The clustering procedure is intended to group together those sequences that share identical regions. It is therefore necessary to ensure that ESTs submitted for clustering are free of artifactual sequence identical to the expressed transcripts under study. All input sequences are subjected to masking against human repeat sequences using RepBase (Jurka 1995) common vector sequences (ftp://ncbi.nlm.nih.gov/repository/vector/), potentially contaminant species such as rodent, mitochondrial and ribosomal DNA. Contamination discovered after database production is complete is removed with a repair facility that extracts data related to a specified cluster; the extracted sequences are then reprocessed after updating the relevant mask data. The initial STACK implementation utilized BLASTN and XBLAST (Altschul et al. 1990) for masking, but the somewhat more sensitive crossmatch (Green 1996) is now implemented.

Clustering

d2_cluster (Hide et al. 1994; Burke et al., this issue) is a word-based, greedy clustering algorithm based originally on work by David Torney and others (Torney et al. 1990a,b), written by John Burke, Dan Davison, and Win Hide (this issue) for the MasPar computer and ported by John Carpenter of SGI to the Origin2000. d2_cluster implements a “loose” approach to sequence clustering by identifying and counting matching n-length words (n = 6 for this work), in contrast with the “strict” approach implemented by tools such as TIGR_ASSEMBLER (Sutton et al. 1995) in which clusters are built up based on matching entire sequence fragments. Whereas the strict methodology yields cluster members that are highly related, the loose approach presents the opportunity to detect clusters that are related by rearrangement or alternative splicing. Although the resulting clusters are likely to be more “noisy,” the combination with a verification tool for multiple sequence alignments such as CRAW (Burke et al. 1998) reduces noise and produces networks of highly related sequences for further analysis. Two sequences or their reverse complement fall into the same cluster if they share a 150-base window that has at least 96% identity. Sequences <50 bases in length are excluded from clustering. The output of d2_cluster is a list of sequences.

Assembly

For all releases subsequent to STACK v.1.0, PHRAP (Green 1996) has been used. PHRAP is effective but is not immune to alignment problems when presented with low-quality ESTs. An advantage of PHRAP is that it can use sequence quality values derived from sequence chromatograms. Use of chromatograms normally supports the derivation of “longer,” more accurate consensi, but in the STACK schema loose clustering, and thus larger numbers of ESTs in each cluster, provide the basis for longer consensus generation. The hugely redundant nature of ESTs obviates much of the advantages of trace information at this stage in the process, but it is clear that trace information can be effective in provision of significant data in subsequent analyses such as SNP detection, quality assessment, and paralog detection.

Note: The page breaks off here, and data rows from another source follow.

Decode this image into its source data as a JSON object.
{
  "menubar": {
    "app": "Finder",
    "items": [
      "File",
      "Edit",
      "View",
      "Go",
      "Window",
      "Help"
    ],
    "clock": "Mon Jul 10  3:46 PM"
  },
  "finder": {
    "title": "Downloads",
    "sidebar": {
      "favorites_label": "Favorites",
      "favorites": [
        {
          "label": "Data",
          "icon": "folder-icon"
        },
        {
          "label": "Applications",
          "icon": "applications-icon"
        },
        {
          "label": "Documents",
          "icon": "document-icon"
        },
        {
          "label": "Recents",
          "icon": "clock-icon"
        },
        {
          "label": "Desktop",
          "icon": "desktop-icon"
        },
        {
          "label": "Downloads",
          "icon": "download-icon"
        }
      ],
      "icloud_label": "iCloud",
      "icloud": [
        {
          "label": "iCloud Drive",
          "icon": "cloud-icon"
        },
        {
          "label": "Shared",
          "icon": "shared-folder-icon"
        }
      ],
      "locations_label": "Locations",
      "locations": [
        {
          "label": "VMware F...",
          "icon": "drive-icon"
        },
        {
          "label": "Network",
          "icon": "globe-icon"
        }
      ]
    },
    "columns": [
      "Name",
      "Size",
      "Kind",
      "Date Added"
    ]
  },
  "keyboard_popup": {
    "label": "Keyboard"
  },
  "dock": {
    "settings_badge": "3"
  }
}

The Washington University Human EST Project (http://genome.wustl.edu/est/esthmpg.html) supplies ABI chromatogram data in their own effort to measure sequence confidence, but unfortunately, this is not available for all human sequences in dbEST. Trace information is therefore not used in STACK assemblies.

Alignment Analysis

The quality of neither the annotation of read direction nor the cluster assembly and alignment can be guaranteed. PHRAP invokes a sequence alignment step but provides no subclusters to distinguish alternative splice or other scientifically interesting data from alignment problems induced by low sequence quality or experimental artifacts. To take advantage of the benefits of looser clustering, it is necessary to use significant further processing of the alignment. Two tools, CRAW and CONTIGPROC, have been developed to address postclustering and assembly artifacts and isoforms. CRAW is used to maximize consensus length, partition subassemblies, and provide a simple means to view clusters (Burke et al. 1998; Chou and Burke 1999). CRAW checks the agreement along the columns of a multiple sequence alignment and uses this information to sort related sequences within each cluster, generating IUPAC conformant consensus sequences for each subcluster. A subcluster is generated if 50% or more of a 100-base window differs from the remaining sequences of a cluster, excluding the initial 100 bases of any read. The approach depends fundamentally on the alignment quality of each assembly. A poor alignment will yield erroneous subclusters, and too low a gap penalty may yield too many columns in agreement and thus not create subclusters where they would be appropriate. PHRAP improves alignment quality by removing particularly distinct sequences altogether. Removed sequences are annotated as “PHRAP singletons” related to their d2_cluster assigned grouping and become reattached to that cluster in a clone linking phase.

Consensus Partitioning

A dedicated alignment partitioning procedure is used to further qualify resulting alignments. CONTIGPROC independently partitions the aligned sequences generated from the CRAW consensi, then ranks the consensi according to number of assigned sequences and number of called bases. The best ranking consensus is taken as the primary representative of the cluster, whereas the remaining consensi are logged with the best consensus in GIO (Genome Sequence Database, National Center for Genome Resources) and GDE (Smith et al. 1994) file formats that support representation of sequence alignment data. The 5′ or 3′ orientation of each cluster is determined by a vote of the individual EST annotations, and all output consensi are arranged to read 5′ to 3′. Low-quality consensus regions, defined as 2 N's followed by at least thirteen IUPAC codes with four or less clear A, T, C, or G calls, are replaced by a single run of 10 N's. A high-confidence subset called SANIGENE, consisting of only those consensus regions representing at least two reads, is also generated from the multisequence clusters.

Linking

All ESTs generated from the same cDNA clone correspond to a single gene. Each EST obtained from GenBank is searched for clone identification to trace the transcripts corresponding to the same gene. The clone information is used to extend the length of the cluster consensi by joining clusters containing ESTs with shared clone IDs.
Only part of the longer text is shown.